What is God like to you? At the mention of God, all of us conjure up some image in the mind’s eye. Some imagine God to be like Zeus on Mount Olympus, tossing thunderbolts at the earth. Others have a misty, ethereal, floaty idea of a disembodied God on a cloud somewhere. Perhaps God is an old man, sitting like a grandfather in a rocking chair, just watching over everything. Deism is the concept that God is like a clockmaker, who put the universe in motion eons ago and is not actually involved in its working. Jesus is the incarnation of God, and should shape our view of who/what God is.

God is unapproachable. When the Hebrews reached Mount Sinai, the mountain shook and smoked. When God spoke, they begged him not to speak to them again. Only Moses went up on the mountain to meet with God. Only the High Priest went into the holy of holies in the tabernacle, and only then once a year. His garment had to be perfectly spotless, and he was first cleansed and purified. God is holy, and only the perfectly holy and righteous can come into his presence. Jesus invites us to approach. “Come all who are heavy ladened, I will give you rest.” “Behold, I stand at the door and knock. If anyone hear my voice, and open the door, I will come in…” “Where 2 or 3 are gathered together in my name, there I will be also.” Jesus tells the disciples to allow the children to come to him. He uses a small child as an illustration, and says that this is what the kingdom of Heaven will be like. Hebrews 12:18-24 compares the old covenant of the unapproachable God to the new covenant, where Jesus goes between ourselves and God and invites us to come in.
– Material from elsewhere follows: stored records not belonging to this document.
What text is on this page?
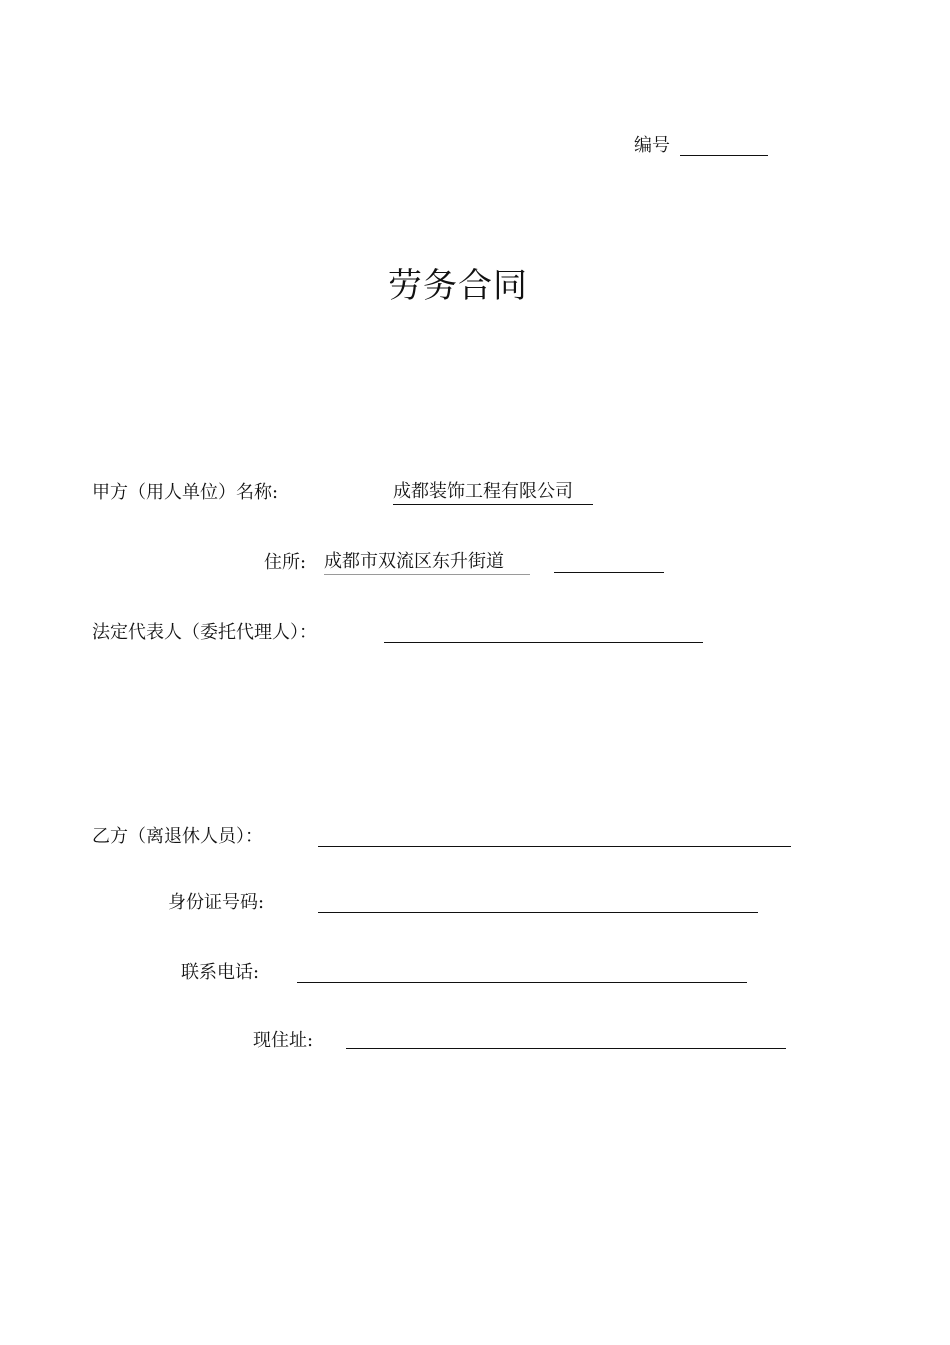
编号
劳务合同
甲方（用人单位）名称:	成都装饰工程有限公司
住所: 成都市双流区东升街道
法定代表人（委托代理人）：
乙方（离退休人员）：
身份证号码:
联系电话:
现住址:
God is not tempted to sin. James 1 tells us that God is not tempted with evil, and he himself does not tempt anyone. Jesus was in all points tempted as we are, yet without sin. In the flesh, Jesus was subject to all the same things common to all people. He became hungry, thirsty, tired, and frustrated. At times he was angry. When pierced, he bleed and died. And he was tempted to do evil. Whatever we face in life’s journey, Jesus can relate. He was despised, rejected and scorned. You cannot endure something with which Jesus cannot relate. He makes God near and personal, having shared in the human experience.

Jesus is the revelation of God to humankind. He tells us that “I and the Father are one. If you’ve seen me, you’ve seen the Father.” Our careful study of Jesus, his words and deeds, teaches us what God is like. When Moses asked to see God’s glory, he was told that no man could look on him and live. But God, wrapped in flesh and taking on mortality, came to earth to be “God with us.” If someone is looking for God, they need to look no farther than Jesus. He is our contact to the invisible, unapproachable God. He intercedes for us, going into the presence of Holy God for he himself is holy. Colossians 1 calls him “the image of the invisible God.” Knowing Jesus changes what we know about God.